Despite learning from experience that women are capable of anything, when Joan entered secondary school, she started to feel like she didn’t belong.
“A group of ladies were undermining my mum’s ability to see me through school and envisioned me being married off. But later, I was lucky enough that other people in the community held my hand. I was able to complete lower secondary school. While in upper secondary, I had to defy all odds by working so hard to become a scientist. This was the basis of my effort and my continuous drive.”
Thanks to Joan’s perseverance, the network of support she created for herself, and the skills she’s honed through Educate!, today, Joan is a small business owner, a lab technician student, and an incredible mentor.
Joan feels fortunate to have had strong female role models to look up to throughout her life. Raised in Kamuli, Uganda by a hardworking single mother, Joan was surrounded by a close-knit community of women, many of whom helped to pay her school fees. The stark contrast between Joan’s belief in herself and the harmful narratives she heard in secondary school motivated her to critically consider what girls are taught to think about their abilities and the opportunities available to them.
Like many girls and young women around the world, Joan faced barriers to education but was fortunate to have a supportive network.

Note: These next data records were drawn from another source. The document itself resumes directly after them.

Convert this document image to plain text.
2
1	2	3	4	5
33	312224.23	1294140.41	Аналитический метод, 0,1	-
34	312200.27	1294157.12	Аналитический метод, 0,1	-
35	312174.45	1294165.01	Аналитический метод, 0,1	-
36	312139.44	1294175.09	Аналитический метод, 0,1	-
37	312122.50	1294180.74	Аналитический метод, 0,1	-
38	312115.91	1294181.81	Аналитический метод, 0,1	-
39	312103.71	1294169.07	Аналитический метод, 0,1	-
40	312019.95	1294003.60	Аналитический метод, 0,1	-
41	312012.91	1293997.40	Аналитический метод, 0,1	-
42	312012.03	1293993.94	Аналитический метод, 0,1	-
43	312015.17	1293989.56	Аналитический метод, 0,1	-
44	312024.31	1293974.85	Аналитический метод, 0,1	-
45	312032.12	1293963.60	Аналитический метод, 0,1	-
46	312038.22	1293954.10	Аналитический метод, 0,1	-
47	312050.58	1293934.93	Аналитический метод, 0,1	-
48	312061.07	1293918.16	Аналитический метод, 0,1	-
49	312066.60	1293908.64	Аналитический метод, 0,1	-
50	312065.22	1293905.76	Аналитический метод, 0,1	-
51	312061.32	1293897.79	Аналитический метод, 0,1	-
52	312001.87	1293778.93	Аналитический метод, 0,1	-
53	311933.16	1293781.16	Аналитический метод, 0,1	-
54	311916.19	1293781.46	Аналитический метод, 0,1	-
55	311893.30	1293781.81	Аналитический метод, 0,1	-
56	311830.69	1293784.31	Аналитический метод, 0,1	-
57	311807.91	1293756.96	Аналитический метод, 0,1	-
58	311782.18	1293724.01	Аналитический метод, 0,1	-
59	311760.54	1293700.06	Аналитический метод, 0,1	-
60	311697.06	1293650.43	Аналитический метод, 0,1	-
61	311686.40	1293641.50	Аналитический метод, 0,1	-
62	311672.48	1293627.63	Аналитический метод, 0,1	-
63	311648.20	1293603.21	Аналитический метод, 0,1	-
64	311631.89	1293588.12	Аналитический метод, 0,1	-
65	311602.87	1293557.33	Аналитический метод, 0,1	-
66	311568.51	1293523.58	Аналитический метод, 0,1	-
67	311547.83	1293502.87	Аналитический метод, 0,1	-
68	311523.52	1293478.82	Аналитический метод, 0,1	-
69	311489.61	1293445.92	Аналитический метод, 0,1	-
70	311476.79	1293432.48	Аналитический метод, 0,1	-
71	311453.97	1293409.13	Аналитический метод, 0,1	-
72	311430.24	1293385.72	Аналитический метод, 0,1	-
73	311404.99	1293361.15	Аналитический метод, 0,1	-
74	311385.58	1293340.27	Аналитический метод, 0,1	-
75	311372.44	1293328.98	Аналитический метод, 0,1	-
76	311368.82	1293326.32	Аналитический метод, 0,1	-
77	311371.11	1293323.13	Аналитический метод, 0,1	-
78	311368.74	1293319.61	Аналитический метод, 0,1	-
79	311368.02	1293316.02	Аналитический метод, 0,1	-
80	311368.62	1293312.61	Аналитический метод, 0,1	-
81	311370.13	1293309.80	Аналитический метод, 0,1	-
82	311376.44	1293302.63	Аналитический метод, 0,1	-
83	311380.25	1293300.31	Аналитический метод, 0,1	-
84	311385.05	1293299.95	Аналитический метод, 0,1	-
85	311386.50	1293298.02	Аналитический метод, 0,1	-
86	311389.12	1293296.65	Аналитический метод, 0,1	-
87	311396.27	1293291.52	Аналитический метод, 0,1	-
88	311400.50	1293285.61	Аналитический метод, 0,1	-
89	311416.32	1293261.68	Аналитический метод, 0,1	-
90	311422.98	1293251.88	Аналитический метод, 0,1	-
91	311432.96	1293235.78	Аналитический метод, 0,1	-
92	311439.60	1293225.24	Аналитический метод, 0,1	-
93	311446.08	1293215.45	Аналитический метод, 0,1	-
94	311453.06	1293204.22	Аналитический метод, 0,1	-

She recognizes that for girls without such a community, the costs of education can be an impassable barrier and a missed opportunity for valuable mentorship.
Leveraging her Skills to Strengthen Educate!’s Impact
Joan’s advocates and her steadfast belief in herself helped her to stay in school and to discover Educate!. She participated in Educate!’s in-school model, giving her the tools and the space to practice and apply the hard and soft skills she’d need beyond the classroom, like financial literacy, collaboration, and critical thinking.
After graduating, Joan set out to further refine her leadership and entrepreneurship skills by joining the Educate! team building bootcamps for girls unable to attend secondary school in Uganda. Joan says that her personal experience of knowing what these girls have been through, allows her to “put [her]self in their shoes in order to serve them better.”
Professionally, she says, “I was encouraged to start a business beyond the little I had: a sugarcane snack business. I was able to become more creative with managing the stipend from my work so that I can be able to finance my business to make it grow. I later started up a small canteen with snacks, and beyond that, I invested in two pigs.” These firsthand experiences enable her to help Educate! design and improve the models that equip girls with the skills they need to tap into new opportunities.
Creating Communities that Uplift Girls
Today, Joan is a fierce advocate for young women who have dropped out of school and committed to a future where no women are forced to depend on their husband’s income. Women in this position are “being held back at almost every turn,” says Joan. “They are barely getting by and on someone else’s terms.”
As a role model and leader in her community, Joan is breaking down these barriers. Outside of her position at Educate!, she contributes to a savings group and teaches financial literacy skills to other young women and girls. “What I am hoping to contribute to is building entrepreneurial skills through a village savings cooperative — to equip young ladies with skills to run businesses. I want these young ladies to learn about money management and build their self-esteem and the hard skills of starting something: marketing, creating partnerships, and investing even more.”